Rock salt melts ice by lowering the freezing temperature of water. To understand how rock salt lowers the freezing temperature of water, you need to know a few things about the properties of water, ice and rock salt. Water is made of tiny molecules that are always in motion. The molecules move faster when the water is warm and slower when the water is cold. Ice forms when the temperature is cold enough for the molecules to slow down and form bonds with each other; normally, this happens at 32 degrees F (0 degrees C). The colder the water is, the faster the ice forms because the water molecules are moving so slowly they can't shake free of the bonds.
On the surface of ice, water is constantly freezing and melting as some water molecules break free of the bond, while others are captured. This happens at such a small level that you can't see it; you can just see the overall effect. If more molecules are melting than freezing, then you will see the ice begin to melt. If more molecules are freezing than melting, you will see the ice thicken and spread until there are no more water molecules left. At the freezing point of water, the number of molecules freezing and melting are the same.
When you dissolve rock salt in water, it separates into individual sodium and chloride ions. These ions are what lower the freezing point of water. When you pour rock salt on top of ice, the few water molecules that have broken free of the bond and are in liquid form are enough to dissolve a little bit of the rock salt. The rock salt inhibits the freezing process, so these molecules don't refreeze. As more water molecules break free, they dissolve more of the rock salt. This process continues until the rock salt is completely dissolved. Because the water molecules are melting, but not refreezing, the ice begins to melt. Rock salt inhibits freezing in two ways.

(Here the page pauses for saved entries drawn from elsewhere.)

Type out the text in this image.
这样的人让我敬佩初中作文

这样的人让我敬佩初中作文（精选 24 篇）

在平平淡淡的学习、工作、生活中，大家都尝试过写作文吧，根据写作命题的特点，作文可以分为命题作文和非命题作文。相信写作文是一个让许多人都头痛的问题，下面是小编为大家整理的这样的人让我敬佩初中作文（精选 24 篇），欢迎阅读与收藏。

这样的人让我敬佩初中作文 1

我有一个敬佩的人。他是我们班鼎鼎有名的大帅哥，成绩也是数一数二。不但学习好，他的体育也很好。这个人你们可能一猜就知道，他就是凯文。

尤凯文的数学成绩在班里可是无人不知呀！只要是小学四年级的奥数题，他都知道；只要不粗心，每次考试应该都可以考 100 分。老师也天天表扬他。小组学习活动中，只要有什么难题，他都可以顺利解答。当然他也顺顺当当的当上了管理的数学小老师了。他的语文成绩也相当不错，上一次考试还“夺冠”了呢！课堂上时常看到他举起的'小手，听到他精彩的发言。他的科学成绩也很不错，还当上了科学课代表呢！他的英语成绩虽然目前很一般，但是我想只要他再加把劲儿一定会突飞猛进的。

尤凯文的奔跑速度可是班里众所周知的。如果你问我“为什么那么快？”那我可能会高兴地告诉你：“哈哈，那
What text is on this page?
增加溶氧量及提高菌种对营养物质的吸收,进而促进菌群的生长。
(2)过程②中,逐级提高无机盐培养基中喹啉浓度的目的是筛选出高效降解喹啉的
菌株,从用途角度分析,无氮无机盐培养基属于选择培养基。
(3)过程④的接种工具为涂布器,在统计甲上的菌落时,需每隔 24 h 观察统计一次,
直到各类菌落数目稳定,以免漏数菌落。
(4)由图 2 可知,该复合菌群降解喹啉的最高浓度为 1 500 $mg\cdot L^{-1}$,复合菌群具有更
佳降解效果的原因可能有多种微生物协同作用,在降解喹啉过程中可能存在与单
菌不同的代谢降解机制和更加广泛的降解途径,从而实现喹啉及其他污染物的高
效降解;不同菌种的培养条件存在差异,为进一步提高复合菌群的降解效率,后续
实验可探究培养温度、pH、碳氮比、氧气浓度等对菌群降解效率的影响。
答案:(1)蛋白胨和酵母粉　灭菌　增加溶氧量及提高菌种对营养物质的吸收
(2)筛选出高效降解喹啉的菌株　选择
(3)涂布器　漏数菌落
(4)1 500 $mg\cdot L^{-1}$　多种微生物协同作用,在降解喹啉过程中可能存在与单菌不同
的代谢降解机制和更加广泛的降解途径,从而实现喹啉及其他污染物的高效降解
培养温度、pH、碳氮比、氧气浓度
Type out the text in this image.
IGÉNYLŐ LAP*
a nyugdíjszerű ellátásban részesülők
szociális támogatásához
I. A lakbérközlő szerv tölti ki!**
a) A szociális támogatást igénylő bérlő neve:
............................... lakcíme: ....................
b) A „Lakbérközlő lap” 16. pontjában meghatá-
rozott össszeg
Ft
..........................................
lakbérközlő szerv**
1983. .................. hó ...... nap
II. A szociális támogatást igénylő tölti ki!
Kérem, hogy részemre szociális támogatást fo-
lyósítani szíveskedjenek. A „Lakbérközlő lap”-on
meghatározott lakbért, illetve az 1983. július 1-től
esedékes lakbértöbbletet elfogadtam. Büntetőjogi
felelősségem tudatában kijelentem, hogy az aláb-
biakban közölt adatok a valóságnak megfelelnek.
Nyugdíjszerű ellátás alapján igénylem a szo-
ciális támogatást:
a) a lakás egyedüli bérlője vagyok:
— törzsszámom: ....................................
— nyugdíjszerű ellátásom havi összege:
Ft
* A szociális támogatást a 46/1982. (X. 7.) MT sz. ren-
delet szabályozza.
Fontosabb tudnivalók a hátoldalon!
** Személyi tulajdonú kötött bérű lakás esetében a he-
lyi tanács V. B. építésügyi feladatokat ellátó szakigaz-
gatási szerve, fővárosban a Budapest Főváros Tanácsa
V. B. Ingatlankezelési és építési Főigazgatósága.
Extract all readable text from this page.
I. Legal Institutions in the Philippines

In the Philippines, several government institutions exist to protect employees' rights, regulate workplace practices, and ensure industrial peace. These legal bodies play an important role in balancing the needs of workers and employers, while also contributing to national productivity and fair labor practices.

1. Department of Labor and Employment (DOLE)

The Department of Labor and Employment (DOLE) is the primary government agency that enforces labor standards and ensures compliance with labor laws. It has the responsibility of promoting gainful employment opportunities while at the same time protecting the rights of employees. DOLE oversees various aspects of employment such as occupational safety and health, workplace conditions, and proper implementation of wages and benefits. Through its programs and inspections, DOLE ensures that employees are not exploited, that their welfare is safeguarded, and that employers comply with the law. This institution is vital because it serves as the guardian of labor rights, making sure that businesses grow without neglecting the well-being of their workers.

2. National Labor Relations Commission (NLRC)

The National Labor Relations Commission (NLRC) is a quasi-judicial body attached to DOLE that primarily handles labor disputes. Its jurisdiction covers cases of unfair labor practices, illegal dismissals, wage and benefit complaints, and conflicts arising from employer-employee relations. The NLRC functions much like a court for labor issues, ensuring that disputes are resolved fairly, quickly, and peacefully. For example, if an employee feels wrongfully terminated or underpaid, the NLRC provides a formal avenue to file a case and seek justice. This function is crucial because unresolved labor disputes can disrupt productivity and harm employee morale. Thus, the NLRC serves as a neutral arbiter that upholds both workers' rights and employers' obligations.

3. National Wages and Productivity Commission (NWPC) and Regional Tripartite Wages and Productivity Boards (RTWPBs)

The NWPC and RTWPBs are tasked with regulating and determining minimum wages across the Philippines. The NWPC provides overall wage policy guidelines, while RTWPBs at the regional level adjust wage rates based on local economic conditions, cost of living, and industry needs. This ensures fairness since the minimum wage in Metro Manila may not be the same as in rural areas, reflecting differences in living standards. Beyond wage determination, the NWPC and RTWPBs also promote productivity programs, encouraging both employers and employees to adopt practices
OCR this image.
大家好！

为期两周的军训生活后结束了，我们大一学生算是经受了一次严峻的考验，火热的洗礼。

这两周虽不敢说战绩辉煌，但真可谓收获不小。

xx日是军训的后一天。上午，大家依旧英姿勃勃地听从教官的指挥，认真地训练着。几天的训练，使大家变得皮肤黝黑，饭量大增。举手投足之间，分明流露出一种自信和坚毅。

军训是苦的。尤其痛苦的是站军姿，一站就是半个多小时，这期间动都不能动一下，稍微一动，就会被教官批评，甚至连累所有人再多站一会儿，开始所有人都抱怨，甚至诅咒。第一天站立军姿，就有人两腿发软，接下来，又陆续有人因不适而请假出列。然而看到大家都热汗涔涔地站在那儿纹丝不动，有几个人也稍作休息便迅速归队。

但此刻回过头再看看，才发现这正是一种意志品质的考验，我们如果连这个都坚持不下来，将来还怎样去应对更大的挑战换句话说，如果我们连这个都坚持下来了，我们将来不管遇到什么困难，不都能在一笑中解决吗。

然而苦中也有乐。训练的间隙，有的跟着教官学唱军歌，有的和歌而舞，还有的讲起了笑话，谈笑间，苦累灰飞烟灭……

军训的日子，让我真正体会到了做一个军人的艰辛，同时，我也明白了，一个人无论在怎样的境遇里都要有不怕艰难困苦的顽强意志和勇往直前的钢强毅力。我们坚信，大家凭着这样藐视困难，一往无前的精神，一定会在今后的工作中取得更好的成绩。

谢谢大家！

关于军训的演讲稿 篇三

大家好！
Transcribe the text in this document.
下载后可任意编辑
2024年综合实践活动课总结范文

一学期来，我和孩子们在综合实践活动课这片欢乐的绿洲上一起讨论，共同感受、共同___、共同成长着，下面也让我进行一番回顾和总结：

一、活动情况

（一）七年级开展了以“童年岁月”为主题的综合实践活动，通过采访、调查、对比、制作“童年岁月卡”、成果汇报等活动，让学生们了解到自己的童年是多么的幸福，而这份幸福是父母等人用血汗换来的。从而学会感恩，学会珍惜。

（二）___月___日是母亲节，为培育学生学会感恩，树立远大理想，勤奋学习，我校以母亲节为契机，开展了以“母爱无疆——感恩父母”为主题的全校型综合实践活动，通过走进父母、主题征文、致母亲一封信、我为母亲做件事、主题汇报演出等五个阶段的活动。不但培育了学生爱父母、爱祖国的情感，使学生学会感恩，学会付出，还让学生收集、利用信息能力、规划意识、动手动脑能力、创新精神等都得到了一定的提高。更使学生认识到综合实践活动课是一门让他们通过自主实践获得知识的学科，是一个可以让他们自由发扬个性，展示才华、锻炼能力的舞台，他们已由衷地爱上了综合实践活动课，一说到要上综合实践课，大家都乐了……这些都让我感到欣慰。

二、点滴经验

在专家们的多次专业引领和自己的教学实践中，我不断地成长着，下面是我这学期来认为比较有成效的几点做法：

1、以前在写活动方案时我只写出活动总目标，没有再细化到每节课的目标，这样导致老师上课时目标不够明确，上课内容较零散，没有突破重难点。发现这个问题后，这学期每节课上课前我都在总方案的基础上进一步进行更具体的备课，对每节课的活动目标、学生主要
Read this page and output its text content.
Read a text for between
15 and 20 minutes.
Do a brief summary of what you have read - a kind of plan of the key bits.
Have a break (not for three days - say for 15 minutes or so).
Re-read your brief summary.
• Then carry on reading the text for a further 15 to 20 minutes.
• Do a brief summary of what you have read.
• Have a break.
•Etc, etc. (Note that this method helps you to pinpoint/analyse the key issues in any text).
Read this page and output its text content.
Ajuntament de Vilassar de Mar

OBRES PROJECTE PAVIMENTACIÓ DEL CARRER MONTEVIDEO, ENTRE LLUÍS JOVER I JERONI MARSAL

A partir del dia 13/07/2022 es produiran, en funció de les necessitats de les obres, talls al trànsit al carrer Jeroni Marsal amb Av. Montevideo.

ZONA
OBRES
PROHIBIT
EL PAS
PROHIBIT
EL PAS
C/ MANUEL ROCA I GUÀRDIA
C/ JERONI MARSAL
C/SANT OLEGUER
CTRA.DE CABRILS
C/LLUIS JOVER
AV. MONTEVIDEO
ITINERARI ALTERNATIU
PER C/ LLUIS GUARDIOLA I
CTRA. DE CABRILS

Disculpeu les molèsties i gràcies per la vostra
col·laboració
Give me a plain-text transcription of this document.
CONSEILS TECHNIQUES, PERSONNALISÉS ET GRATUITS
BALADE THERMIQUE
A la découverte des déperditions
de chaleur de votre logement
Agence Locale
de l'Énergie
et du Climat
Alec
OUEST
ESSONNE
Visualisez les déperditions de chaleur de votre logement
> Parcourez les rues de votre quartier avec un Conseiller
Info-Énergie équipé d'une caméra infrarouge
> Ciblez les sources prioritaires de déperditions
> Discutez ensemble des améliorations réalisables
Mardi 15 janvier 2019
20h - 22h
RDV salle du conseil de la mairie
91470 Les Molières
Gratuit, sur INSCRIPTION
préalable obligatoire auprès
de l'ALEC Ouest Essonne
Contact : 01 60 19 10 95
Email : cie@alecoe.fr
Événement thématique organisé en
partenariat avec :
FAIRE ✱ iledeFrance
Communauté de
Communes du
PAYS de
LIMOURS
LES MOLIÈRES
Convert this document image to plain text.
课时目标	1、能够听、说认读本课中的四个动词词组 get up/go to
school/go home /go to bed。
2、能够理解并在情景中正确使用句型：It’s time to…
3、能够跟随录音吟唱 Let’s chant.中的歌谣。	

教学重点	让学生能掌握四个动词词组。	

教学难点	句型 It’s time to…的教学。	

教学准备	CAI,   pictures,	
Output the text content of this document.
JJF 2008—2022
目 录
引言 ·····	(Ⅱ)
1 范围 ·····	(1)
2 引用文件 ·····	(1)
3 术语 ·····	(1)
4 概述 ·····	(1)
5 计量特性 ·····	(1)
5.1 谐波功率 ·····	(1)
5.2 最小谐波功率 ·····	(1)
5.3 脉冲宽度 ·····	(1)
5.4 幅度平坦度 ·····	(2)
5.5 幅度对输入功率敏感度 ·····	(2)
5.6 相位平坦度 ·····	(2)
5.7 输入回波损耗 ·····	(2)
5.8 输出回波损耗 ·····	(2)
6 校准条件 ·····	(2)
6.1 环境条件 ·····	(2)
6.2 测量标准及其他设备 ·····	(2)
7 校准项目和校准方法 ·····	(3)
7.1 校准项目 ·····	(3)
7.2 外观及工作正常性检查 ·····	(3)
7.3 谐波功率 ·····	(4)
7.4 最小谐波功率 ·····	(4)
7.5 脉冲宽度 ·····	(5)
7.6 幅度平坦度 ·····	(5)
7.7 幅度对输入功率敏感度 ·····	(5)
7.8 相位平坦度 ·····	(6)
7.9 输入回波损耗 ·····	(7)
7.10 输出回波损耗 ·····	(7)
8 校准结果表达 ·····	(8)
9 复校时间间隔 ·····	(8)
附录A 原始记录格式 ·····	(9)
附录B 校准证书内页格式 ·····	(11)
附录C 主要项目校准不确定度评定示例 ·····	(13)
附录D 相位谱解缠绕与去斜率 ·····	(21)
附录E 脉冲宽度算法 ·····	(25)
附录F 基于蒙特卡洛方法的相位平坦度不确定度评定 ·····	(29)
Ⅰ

Water molecules move around in random directions, and whenever they come close enough to the ice, they freeze. When you dissolve rock salt into the water, the sodium and chloride ions dilute the water molecules. Instead of having just water moving around, you have sodium and chloride ions as well, so fewer water molecules bump into the ice and freeze. The ice melts because the number of water molecules breaking free of their bonds does not change, so more molecules are melting than freezing.
When you pour rock salt onto ice, the sodium and chloride ions interfere with the bonds between the water molecules that make up the ice. This makes it easier for the water molecules to break free of the bond and makes it harder for them to refreeze. This shifts the balance so more molecules are melting than freezing, and the ice begins to melt.
Rock salt lowers the freezing point of water to about 15 degrees F (-9 degrees C) in an average outdoor environment, instead of the normal 32 degrees F (0 degrees C). If the temperature falls below 15 degrees F, the water molecules move so slowly that they are able to form bonds and freeze, even with the interference of the salt. As the water freezes, the salt crystallizes and falls out of solution, until all of the water molecules are frozen. Other types of salt, such as calcium chloride are able to lower the freezing temperature of ice more than rock salt, and are used in areas where rock salt is not effective.